Christopher Wool, Apocalypse Now, 1988.

"As pessoas estão gastando milhões em obras de artistas de valor questionável a longo prazo",
declarou o Sr. Braka.

2
"Terão elas gosto?", acrescentou ele. "Eu não sei. Assim é o capitalismo. Você pode gastar
dinheiro naquilo que quiser".

Em 1882, o empresário e especulador em arte Thomas Holloway, usando a melhor assessoria


artística que o dinheiro podia comprar, esbanjou 6.615 libras na obra "The Babylonian
Marriage Market", de Edwin Long, um recorde em leilões na época para um artista inglês vivo.
O pintor e a pintura estão agora esquecidos.

Edwin Long, The Babylonian Marriage Market, 1875.

O mercado de arte terá sido então, e continuará sendo agora, um poderoso significante da
desigualdade de renda?
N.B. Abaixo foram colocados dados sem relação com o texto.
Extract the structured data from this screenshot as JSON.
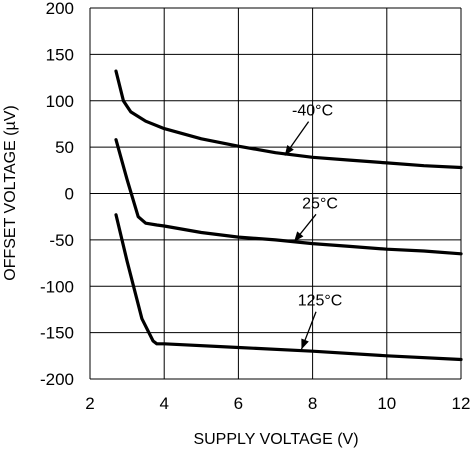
{
  "chart_data": {
    "type": "line",
    "title": "",
    "xlabel": "SUPPLY VOLTAGE (V)",
    "ylabel": "OFFSET VOLTAGE (µV)",
    "xlim": [
      2,
      12
    ],
    "ylim": [
      -200,
      200
    ],
    "grid": true,
    "x_ticks": [
      "2",
      "4",
      "6",
      "8",
      "10",
      "12"
    ],
    "y_ticks": [
      "200",
      "150",
      "100",
      "50",
      "0",
      "-50",
      "-100",
      "-150",
      "-200"
    ],
    "series": [
      {
        "name": "-40°C",
        "x": [
          2.7,
          2.9,
          3.1,
          3.5,
          4,
          5,
          6,
          7,
          8,
          9,
          10,
          11,
          12
        ],
        "y": [
          132,
          100,
          88,
          78,
          70,
          59,
          51,
          44,
          39,
          36,
          33,
          30,
          28
        ]
      },
      {
        "name": "25°C",
        "x": [
          2.7,
          3.0,
          3.3,
          3.5,
          3.8,
          4,
          5,
          6,
          7,
          8,
          9,
          10,
          11,
          12
        ],
        "y": [
          58,
          15,
          -25,
          -32,
          -34,
          -35,
          -42,
          -47,
          -50,
          -54,
          -57,
          -60,
          -62,
          -65
        ]
      },
      {
        "name": "125°C",
        "x": [
          2.7,
          3.0,
          3.4,
          3.7,
          3.8,
          4,
          6,
          8,
          10,
          12
        ],
        "y": [
          -23,
          -73,
          -135,
          -159,
          -162,
          -162,
          -166,
          -170,
          -175,
          -179
        ]
      }
    ],
    "annotations": [
      {
        "text": "-40°C",
        "series": "-40°C",
        "text_x": 8.0,
        "text_y": 84,
        "arrow_to_x": 7.25,
        "arrow_to_y": 41
      },
      {
        "text": "25°C",
        "series": "25°C",
        "text_x": 8.2,
        "text_y": -16,
        "arrow_to_x": 7.5,
        "arrow_to_y": -52
      },
      {
        "text": "125°C",
        "series": "125°C",
        "text_x": 8.2,
        "text_y": -121,
        "arrow_to_x": 7.7,
        "arrow_to_y": -168
      }
    ]
  }
}
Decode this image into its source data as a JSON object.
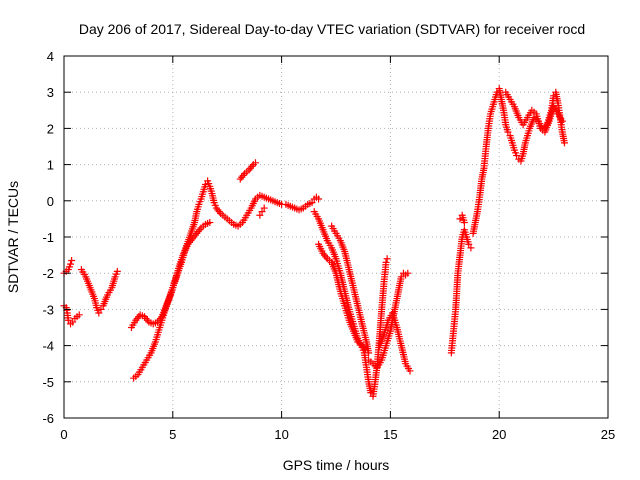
{
  "chart_data": {
    "type": "scatter",
    "title": "Day 206 of 2017, Sidereal Day-to-day VTEC variation (SDTVAR) for receiver rocd",
    "xlabel": "GPS time / hours",
    "ylabel": "SDTVAR / TECUs",
    "xlim": [
      0,
      25
    ],
    "ylim": [
      -6,
      4
    ],
    "xticks": [
      "0",
      "5",
      "10",
      "15",
      "20",
      "25"
    ],
    "yticks": [
      "-6",
      "-5",
      "-4",
      "-3",
      "-2",
      "-1",
      "0",
      "1",
      "2",
      "3",
      "4"
    ],
    "grid": true,
    "marker": "+",
    "color": "#ff0000",
    "segments": [
      [
        [
          0.0,
          -2.9
        ],
        [
          0.1,
          -2.95
        ],
        [
          0.15,
          -3.1
        ],
        [
          0.2,
          -3.3
        ],
        [
          0.3,
          -3.4
        ],
        [
          0.4,
          -3.35
        ],
        [
          0.5,
          -3.25
        ],
        [
          0.6,
          -3.2
        ],
        [
          0.7,
          -3.15
        ]
      ],
      [
        [
          0.0,
          -2.0
        ],
        [
          0.1,
          -1.95
        ],
        [
          0.2,
          -1.9
        ],
        [
          0.3,
          -1.75
        ],
        [
          0.35,
          -1.65
        ]
      ],
      [
        [
          0.8,
          -1.9
        ],
        [
          1.0,
          -2.1
        ],
        [
          1.2,
          -2.4
        ],
        [
          1.4,
          -2.7
        ],
        [
          1.5,
          -2.95
        ],
        [
          1.6,
          -3.1
        ],
        [
          1.7,
          -3.0
        ],
        [
          1.8,
          -2.9
        ],
        [
          2.0,
          -2.6
        ],
        [
          2.2,
          -2.4
        ],
        [
          2.35,
          -2.1
        ],
        [
          2.45,
          -1.95
        ]
      ],
      [
        [
          3.1,
          -3.5
        ],
        [
          3.3,
          -3.3
        ],
        [
          3.5,
          -3.15
        ],
        [
          3.7,
          -3.2
        ],
        [
          3.9,
          -3.35
        ],
        [
          4.1,
          -3.4
        ],
        [
          4.3,
          -3.35
        ],
        [
          4.5,
          -3.2
        ],
        [
          4.7,
          -2.9
        ],
        [
          4.9,
          -2.6
        ],
        [
          5.1,
          -2.2
        ],
        [
          5.3,
          -1.8
        ],
        [
          5.5,
          -1.45
        ],
        [
          5.7,
          -1.2
        ],
        [
          5.9,
          -1.05
        ],
        [
          6.1,
          -0.9
        ],
        [
          6.3,
          -0.75
        ],
        [
          6.5,
          -0.65
        ],
        [
          6.7,
          -0.6
        ]
      ],
      [
        [
          3.2,
          -4.9
        ],
        [
          3.4,
          -4.8
        ],
        [
          3.6,
          -4.6
        ],
        [
          3.8,
          -4.4
        ],
        [
          4.0,
          -4.2
        ],
        [
          4.2,
          -3.9
        ],
        [
          4.4,
          -3.5
        ],
        [
          4.6,
          -3.1
        ],
        [
          4.8,
          -2.75
        ],
        [
          5.0,
          -2.4
        ],
        [
          5.2,
          -2.05
        ],
        [
          5.4,
          -1.7
        ],
        [
          5.6,
          -1.3
        ],
        [
          5.8,
          -0.95
        ],
        [
          6.0,
          -0.6
        ],
        [
          6.1,
          -0.3
        ],
        [
          6.2,
          -0.1
        ],
        [
          6.3,
          0.05
        ],
        [
          6.4,
          0.25
        ],
        [
          6.5,
          0.45
        ],
        [
          6.6,
          0.55
        ],
        [
          6.7,
          0.4
        ],
        [
          6.8,
          0.2
        ],
        [
          6.9,
          -0.05
        ],
        [
          7.0,
          -0.2
        ],
        [
          7.2,
          -0.35
        ],
        [
          7.4,
          -0.45
        ],
        [
          7.6,
          -0.55
        ],
        [
          7.8,
          -0.65
        ],
        [
          8.0,
          -0.7
        ],
        [
          8.2,
          -0.6
        ],
        [
          8.4,
          -0.4
        ],
        [
          8.6,
          -0.2
        ],
        [
          8.8,
          0.05
        ],
        [
          9.0,
          0.15
        ],
        [
          9.2,
          0.1
        ],
        [
          9.4,
          0.05
        ],
        [
          9.6,
          0.0
        ],
        [
          9.8,
          -0.05
        ],
        [
          10.0,
          -0.1
        ],
        [
          10.2,
          -0.1
        ],
        [
          10.4,
          -0.15
        ],
        [
          10.6,
          -0.2
        ],
        [
          10.8,
          -0.25
        ],
        [
          11.0,
          -0.2
        ],
        [
          11.2,
          -0.1
        ],
        [
          11.4,
          -0.05
        ],
        [
          11.5,
          0.05
        ],
        [
          11.6,
          0.1
        ],
        [
          11.7,
          0.05
        ]
      ],
      [
        [
          8.1,
          0.6
        ],
        [
          8.3,
          0.75
        ],
        [
          8.5,
          0.85
        ],
        [
          8.7,
          1.0
        ],
        [
          8.8,
          1.05
        ]
      ],
      [
        [
          9.0,
          -0.4
        ],
        [
          9.1,
          -0.3
        ],
        [
          9.2,
          -0.2
        ]
      ],
      [
        [
          11.5,
          -0.3
        ],
        [
          11.7,
          -0.5
        ],
        [
          11.9,
          -0.8
        ],
        [
          12.1,
          -1.1
        ],
        [
          12.3,
          -1.3
        ],
        [
          12.5,
          -1.6
        ],
        [
          12.7,
          -2.0
        ],
        [
          12.9,
          -2.5
        ],
        [
          13.1,
          -3.0
        ],
        [
          13.3,
          -3.4
        ],
        [
          13.5,
          -3.8
        ],
        [
          13.7,
          -4.05
        ],
        [
          13.8,
          -4.2
        ],
        [
          13.9,
          -4.6
        ],
        [
          14.0,
          -5.0
        ],
        [
          14.1,
          -5.3
        ],
        [
          14.2,
          -5.4
        ],
        [
          14.3,
          -5.0
        ],
        [
          14.4,
          -4.5
        ],
        [
          14.5,
          -3.8
        ],
        [
          14.6,
          -3.0
        ],
        [
          14.7,
          -2.3
        ],
        [
          14.8,
          -1.7
        ],
        [
          14.85,
          -1.6
        ]
      ],
      [
        [
          11.7,
          -1.2
        ],
        [
          11.9,
          -1.45
        ],
        [
          12.1,
          -1.6
        ],
        [
          12.3,
          -1.7
        ],
        [
          12.5,
          -2.0
        ],
        [
          12.7,
          -2.5
        ],
        [
          12.9,
          -2.9
        ],
        [
          13.1,
          -3.3
        ],
        [
          13.3,
          -3.6
        ],
        [
          13.5,
          -3.9
        ],
        [
          13.7,
          -4.0
        ],
        [
          13.85,
          -4.1
        ]
      ],
      [
        [
          12.3,
          -0.7
        ],
        [
          12.5,
          -0.9
        ],
        [
          12.7,
          -1.1
        ],
        [
          12.9,
          -1.4
        ],
        [
          13.1,
          -1.9
        ],
        [
          13.3,
          -2.4
        ],
        [
          13.5,
          -2.9
        ],
        [
          13.7,
          -3.4
        ],
        [
          13.9,
          -3.9
        ],
        [
          14.0,
          -4.2
        ]
      ],
      [
        [
          14.0,
          -4.4
        ],
        [
          14.2,
          -4.5
        ],
        [
          14.4,
          -4.6
        ],
        [
          14.6,
          -4.4
        ],
        [
          14.8,
          -4.0
        ],
        [
          15.0,
          -3.6
        ],
        [
          15.2,
          -3.0
        ],
        [
          15.3,
          -2.7
        ],
        [
          15.4,
          -2.4
        ],
        [
          15.5,
          -2.1
        ],
        [
          15.6,
          -2.0
        ],
        [
          15.7,
          -2.05
        ],
        [
          15.8,
          -2.0
        ]
      ],
      [
        [
          14.5,
          -4.0
        ],
        [
          14.7,
          -3.7
        ],
        [
          14.9,
          -3.3
        ],
        [
          15.1,
          -3.1
        ],
        [
          15.3,
          -3.5
        ],
        [
          15.5,
          -4.0
        ],
        [
          15.7,
          -4.5
        ],
        [
          15.9,
          -4.7
        ]
      ],
      [
        [
          17.8,
          -4.2
        ],
        [
          17.9,
          -3.6
        ],
        [
          18.0,
          -3.0
        ],
        [
          18.1,
          -2.0
        ],
        [
          18.2,
          -1.5
        ],
        [
          18.3,
          -1.0
        ],
        [
          18.4,
          -0.8
        ],
        [
          18.5,
          -1.0
        ],
        [
          18.6,
          -1.2
        ],
        [
          18.7,
          -1.3
        ]
      ],
      [
        [
          18.2,
          -0.5
        ],
        [
          18.3,
          -0.4
        ],
        [
          18.4,
          -0.6
        ]
      ],
      [
        [
          18.8,
          -0.9
        ],
        [
          18.9,
          -0.6
        ],
        [
          19.0,
          -0.3
        ],
        [
          19.1,
          0.1
        ],
        [
          19.2,
          0.6
        ],
        [
          19.3,
          0.9
        ],
        [
          19.4,
          1.5
        ],
        [
          19.5,
          2.0
        ],
        [
          19.6,
          2.4
        ],
        [
          19.7,
          2.6
        ],
        [
          19.8,
          2.8
        ],
        [
          19.9,
          3.0
        ],
        [
          20.0,
          3.1
        ],
        [
          20.1,
          2.8
        ],
        [
          20.2,
          2.5
        ],
        [
          20.3,
          2.1
        ],
        [
          20.4,
          1.9
        ],
        [
          20.5,
          1.8
        ],
        [
          20.6,
          1.6
        ],
        [
          20.7,
          1.4
        ],
        [
          20.8,
          1.25
        ],
        [
          20.9,
          1.15
        ],
        [
          21.0,
          1.1
        ],
        [
          21.1,
          1.3
        ],
        [
          21.2,
          1.6
        ],
        [
          21.4,
          2.0
        ],
        [
          21.6,
          2.3
        ],
        [
          21.8,
          2.2
        ],
        [
          22.0,
          2.0
        ],
        [
          22.2,
          2.1
        ],
        [
          22.4,
          2.5
        ],
        [
          22.5,
          2.9
        ],
        [
          22.6,
          3.0
        ],
        [
          22.7,
          2.7
        ],
        [
          22.8,
          2.3
        ],
        [
          22.9,
          1.9
        ],
        [
          23.0,
          1.6
        ]
      ],
      [
        [
          20.3,
          3.0
        ],
        [
          20.5,
          2.8
        ],
        [
          20.7,
          2.6
        ],
        [
          20.9,
          2.3
        ],
        [
          21.1,
          2.1
        ],
        [
          21.3,
          2.3
        ],
        [
          21.5,
          2.5
        ],
        [
          21.7,
          2.4
        ],
        [
          21.9,
          2.0
        ],
        [
          22.1,
          1.9
        ],
        [
          22.3,
          2.2
        ],
        [
          22.5,
          2.6
        ],
        [
          22.7,
          2.4
        ],
        [
          22.9,
          2.2
        ]
      ]
    ]
  }
}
Tentativas de questionamento sobre os preços de oito e nove dígitos
que os bilionários estão pagando por retângulos pintados de tela, e sobre as relações que isso
estabelece com um contexto social e econômico mais amplo, costumam ser descartadas sob o
rótulo de "política da inveja" por muitos dos que trabalham no mundo das artes.
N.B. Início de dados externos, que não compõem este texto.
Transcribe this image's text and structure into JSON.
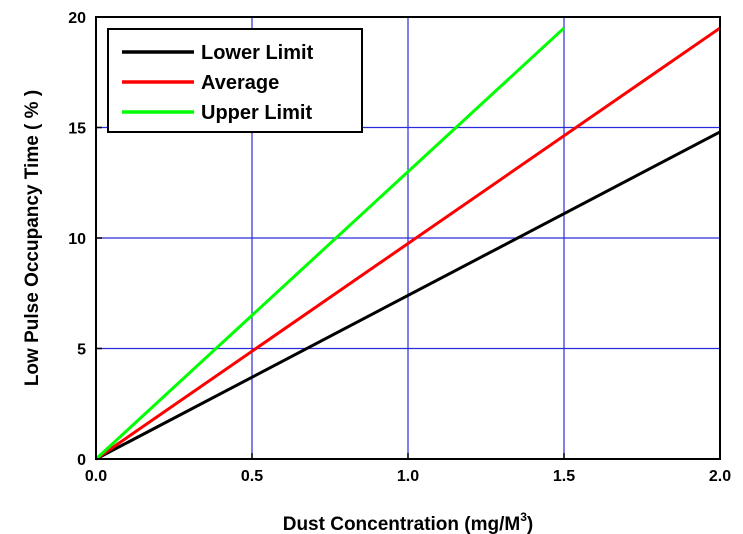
{
  "chart_data": {
    "type": "line",
    "title": "",
    "xlabel": "Dust Concentration (mg/M",
    "xlabel_sup": "3",
    "xlabel_suffix": ")",
    "ylabel": "Low Pulse Occupancy Time ( % )",
    "xlim": [
      0,
      2.0
    ],
    "ylim": [
      0,
      20
    ],
    "xticks": [
      "0.0",
      "0.5",
      "1.0",
      "1.5",
      "2.0"
    ],
    "xtick_values": [
      0,
      0.5,
      1.0,
      1.5,
      2.0
    ],
    "yticks": [
      "0",
      "5",
      "10",
      "15",
      "20"
    ],
    "ytick_values": [
      0,
      5,
      10,
      15,
      20
    ],
    "grid": true,
    "grid_color": "#2b2bd9",
    "legend_position": "top-left",
    "series": [
      {
        "name": "Lower Limit",
        "color": "#000000",
        "x": [
          0,
          2.0
        ],
        "y": [
          0,
          14.8
        ]
      },
      {
        "name": "Average",
        "color": "#ff0000",
        "x": [
          0,
          2.0
        ],
        "y": [
          0,
          19.5
        ]
      },
      {
        "name": "Upper Limit",
        "color": "#00ff00",
        "x": [
          0,
          1.5
        ],
        "y": [
          0,
          19.5
        ]
      }
    ]
  }
}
Conforme salientou Piketty na conclusão de "O Capital no Século XXI", aqueles que têm muito
dinheiro "nunca falham em defender seus interesses". Tais interesses também são
ferrenhamente defendidos por aqueles que pretendem ganhar dinheiro.

De acordo com os cálculos feitos por ele, a dinâmica imutável dos retornos de capital sendo
maiores do que a taxa de crescimento da economia irá concentrar a metade da riqueza do
planeta nas mãos dos 0.1 por cento mais ricos dentro de 30 anos, empobrecendo não apenas a
classe média como também a classe média-alta. Isso trará profundas repercussões para o
comércio de arte, que já vem apresentando um declínio em sua base "profissional" tradicional.

"Nos anos 90 tínhamos advogados, médicos, dentistas comprando pinturas", disse Offer
Waterman, um negociante de arte londrino especializado em arte britânica moderna e
contemporânea. "Agora, os preços baniram esses profissionais do mercado, que passa a ter
como alvo os banqueiros de investimento".

Este talvez seja o ponto em que a desigualdade se torna um problema não só para os
compradores de arte, mas para a própria arte.